Food for thought, but while I think, The Light Ships is progressing well: its dedicated website will launch on 1 May. So here’s a May Day painting in anticipation…
Each Regular Marvel is the result of conversations, reflection and shared creativity. They only exist because of many people’s willingness to join a trip across unknown land. Their different voices and observations, experiences and perspectives, shape what story is told and how. I’ve also involved artists and friends like Bill Ming, Rosie Redzia, Mik Godley, Ben Wigley and the Ligeti Quartet whose work has greatly enriched both past and current projects.
The Light Ships follows the same pattern, but this time the artist working alongside me is my son, Laurence, a young filmmaker who has just completed his first big commission. Looking for Melody is a 50 minute documentary about the recording of Sine Qua Non, an album of Serge Gainsbourg songs recast in a jazz idiom. Filmed mainly at Abbey Road Studios in London, it captures the evolution of musical creation in the hands and minds of a diverse group of musicians, engineers, and producer. It’s a process of exploration and discussion, trying things out, abandoning things that don’t work, arguing for what you hear or hope to hear, starting, stopping and starting again.

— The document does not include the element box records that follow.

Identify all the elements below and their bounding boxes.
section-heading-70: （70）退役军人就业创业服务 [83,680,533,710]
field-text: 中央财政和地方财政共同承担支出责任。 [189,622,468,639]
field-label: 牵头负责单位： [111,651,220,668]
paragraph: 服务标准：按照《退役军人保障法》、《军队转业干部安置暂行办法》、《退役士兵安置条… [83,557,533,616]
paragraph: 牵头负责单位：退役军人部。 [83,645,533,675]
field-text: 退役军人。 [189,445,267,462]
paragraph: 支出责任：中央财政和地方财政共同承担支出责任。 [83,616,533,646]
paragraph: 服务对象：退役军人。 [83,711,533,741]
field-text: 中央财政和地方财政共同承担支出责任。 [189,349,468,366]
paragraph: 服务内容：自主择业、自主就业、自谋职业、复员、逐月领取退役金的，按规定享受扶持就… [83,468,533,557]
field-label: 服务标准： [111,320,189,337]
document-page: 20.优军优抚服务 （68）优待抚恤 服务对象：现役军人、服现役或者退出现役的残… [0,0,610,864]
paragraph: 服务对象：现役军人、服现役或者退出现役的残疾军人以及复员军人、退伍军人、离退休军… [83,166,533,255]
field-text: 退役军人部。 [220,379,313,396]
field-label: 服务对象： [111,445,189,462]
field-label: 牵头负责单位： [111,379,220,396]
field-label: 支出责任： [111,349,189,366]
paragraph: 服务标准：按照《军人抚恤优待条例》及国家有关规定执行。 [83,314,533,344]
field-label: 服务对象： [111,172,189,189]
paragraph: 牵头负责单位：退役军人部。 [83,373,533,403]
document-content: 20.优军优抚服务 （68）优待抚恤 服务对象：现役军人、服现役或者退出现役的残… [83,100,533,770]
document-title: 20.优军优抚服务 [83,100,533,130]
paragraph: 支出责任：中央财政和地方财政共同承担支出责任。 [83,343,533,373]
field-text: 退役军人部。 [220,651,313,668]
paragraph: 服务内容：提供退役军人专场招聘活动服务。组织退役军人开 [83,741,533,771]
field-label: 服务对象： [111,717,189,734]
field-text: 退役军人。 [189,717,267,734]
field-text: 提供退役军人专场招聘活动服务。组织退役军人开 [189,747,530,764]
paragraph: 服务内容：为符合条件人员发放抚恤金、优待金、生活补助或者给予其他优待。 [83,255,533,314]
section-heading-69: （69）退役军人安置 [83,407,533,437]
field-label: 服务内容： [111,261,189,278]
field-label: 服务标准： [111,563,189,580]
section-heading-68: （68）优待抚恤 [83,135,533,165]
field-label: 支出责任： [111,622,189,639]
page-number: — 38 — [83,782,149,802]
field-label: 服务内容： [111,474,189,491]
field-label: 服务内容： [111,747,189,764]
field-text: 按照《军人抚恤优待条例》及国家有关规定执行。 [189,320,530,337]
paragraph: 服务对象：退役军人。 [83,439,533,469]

Laurence and I have worked together before, but The Light Ships, with its focus on the village church in artistic and social life, is a more open, exploratory project. The short film we’ll make, alongside the book and other activities, will take shape only as the conversations that are the heart of the project begin to take place. All that will begin in June, once the website is live and we’ve been able to do more of the background research. In the meantime, although the subject is very different, we hope you will enjoy Looking for Melody.

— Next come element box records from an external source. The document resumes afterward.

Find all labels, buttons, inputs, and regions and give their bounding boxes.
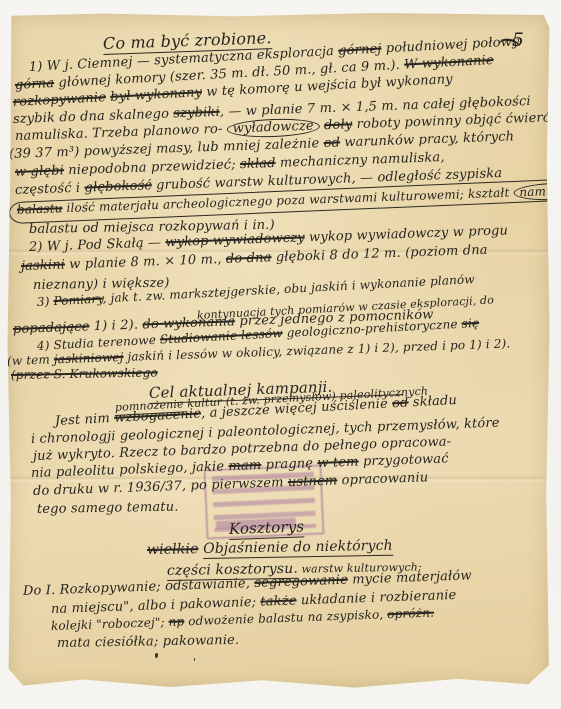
crossed-out-text: rozkopywanie bbox=[13, 90, 107, 110]
crossed-out-text: wzbogacenie bbox=[114, 406, 202, 426]
crossed-out-text: do dna bbox=[226, 250, 272, 267]
manuscript-line: wielkie Objaśnienie do niektórych bbox=[147, 539, 393, 559]
handwritten-text: opracowaniu bbox=[337, 470, 428, 488]
handwritten-text: 2) W j. Pod Skałą — bbox=[29, 235, 166, 255]
handwritten-text: składu bbox=[408, 393, 457, 411]
crossed-out-text: opróżn. bbox=[387, 606, 434, 622]
handwritten-text: przygotować bbox=[358, 451, 448, 469]
manuscript-lines: Co ma być zrobione.1) W j. Ciemnej — sys… bbox=[7, 13, 550, 689]
crossed-out-text: szybiki bbox=[173, 105, 220, 122]
handwritten-text: 3) bbox=[37, 294, 54, 309]
crossed-out-text: balastu bbox=[17, 201, 63, 217]
handwritten-text: 1) i 2). bbox=[89, 317, 143, 334]
crossed-out-text: np bbox=[168, 614, 184, 629]
crossed-out-text: ustnem bbox=[288, 473, 338, 490]
handwritten-text: Kosztorys bbox=[229, 517, 305, 540]
handwritten-text: tego samego tematu. bbox=[37, 500, 179, 517]
estimate-heading: Kosztorys bbox=[229, 518, 305, 537]
crossed-out-text: W wykonanie bbox=[404, 53, 494, 73]
handwritten-text: w planie 8 m. × 10 m., bbox=[65, 252, 226, 273]
handwritten-text: głęboki 8 do 12 m. (poziom dna bbox=[271, 243, 488, 266]
crossed-out-text: od bbox=[323, 135, 340, 151]
crossed-out-text: mam bbox=[228, 458, 261, 474]
manuscript-paper: (5 Co ma być zrobione.1) W j. Ciemnej — … bbox=[7, 13, 550, 689]
crossed-out-text: popadające bbox=[13, 319, 90, 337]
manuscript-line: (przez S. Krukowskiego bbox=[11, 366, 158, 382]
handwritten-text: (w tem bbox=[7, 352, 54, 368]
handwritten-text: mycie materjałów bbox=[348, 568, 472, 587]
crossed-out-text: wielkie bbox=[147, 541, 199, 558]
circled-text: wyładowcze bbox=[226, 117, 320, 138]
crossed-out-text: doły bbox=[324, 117, 353, 133]
crossed-out-text: jaskini bbox=[21, 257, 66, 274]
crossed-out-text: także bbox=[260, 593, 297, 609]
handwritten-text: południowej połowy bbox=[381, 34, 520, 56]
handwritten-text: mata ciesiółka; pakowanie. bbox=[57, 633, 239, 651]
crossed-out-text: w głębi bbox=[15, 163, 65, 180]
crossed-out-text: od bbox=[392, 395, 409, 411]
crossed-out-text: był wykonany bbox=[110, 85, 203, 105]
crossed-out-text: się bbox=[461, 316, 479, 331]
handwritten-text: Objaśnienie do niektórych bbox=[203, 538, 393, 559]
crossed-out-text: (przez S. Krukowskiego bbox=[11, 365, 158, 382]
crossed-out-text: w tem bbox=[317, 455, 359, 471]
manuscript-line: tego samego tematu. bbox=[37, 501, 179, 518]
handwritten-text: warunków pracy, których bbox=[340, 129, 515, 150]
manuscript-line: mata ciesiółka; pakowanie. bbox=[57, 634, 239, 651]
handwritten-text: częstość i bbox=[15, 181, 85, 198]
handwritten-text: pragnę bbox=[261, 456, 318, 473]
handwritten-text: mechaniczny namuliska, bbox=[275, 150, 445, 171]
crossed-out-text: skład bbox=[240, 156, 276, 172]
crossed-out-text: głębokość bbox=[84, 178, 152, 195]
crossed-out-text: Pomiary bbox=[53, 292, 103, 309]
handwritten-text: kolejki "roboczej"; bbox=[51, 615, 169, 633]
handwritten-text: Jest nim bbox=[55, 411, 115, 429]
crossed-out-text: jaskiniowej bbox=[54, 350, 124, 366]
crossed-out-text: górna bbox=[15, 76, 55, 93]
crossed-out-text: segregowanie bbox=[254, 573, 348, 591]
crossed-out-text: górnej bbox=[338, 42, 382, 59]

This summer, a new regular marvel will unfold in the ancient and distinctive fenlands of south east Lincolnshire. The Light Ships, which I’m doing in partnership with Transported, is:
A revaluation of Fenland churches as historic works of art and as sites of contemporary creativity;
An exploration of the village church’s layered meanings in community life now; and
A celebration of the stories, memories and associations bound up in every church.
The Light Ships revolves around the Fenland’s ancient churches. Each one is unique, its form, treasures and meanings built up over centuries by the people who have lived alongside, used and owned it. Each one is an ark of creativity and memory, carrying a community’s life across oceans of time, continually refitted during the voyage to meet changing needs in changing times.
The Light Ships focuses on 14 Lincolnshire villages, prioritised by Transported, an arts initiative working across Boston and South Holland Districts. It welcomes anyone and everyone with an interest to be involved – parishioners, vicars and volunteers; masons, cleaners and gardeners; choirs, bell-ringers, musicians, needleworkers and other artists; schools, clubs and community associations. We’ll share stories, insights and knowledge of each unique place, looking and talking and listening until a collective image of ‘church-ness’ begins to form.
Words, film and photography will portray the buildings as lived-in spaces not just architectural wonders – sites of meaning and local spirit of place. A separate website will record progress, collect research materials and enable online conversation. The Light Ships will end with a book and a short film that are both documents of a summer’s work and a millennium of life in Fenland Lincolnshire.
The Light Ships website will go live on 1 May and the project will be completed with some celebratory events in September.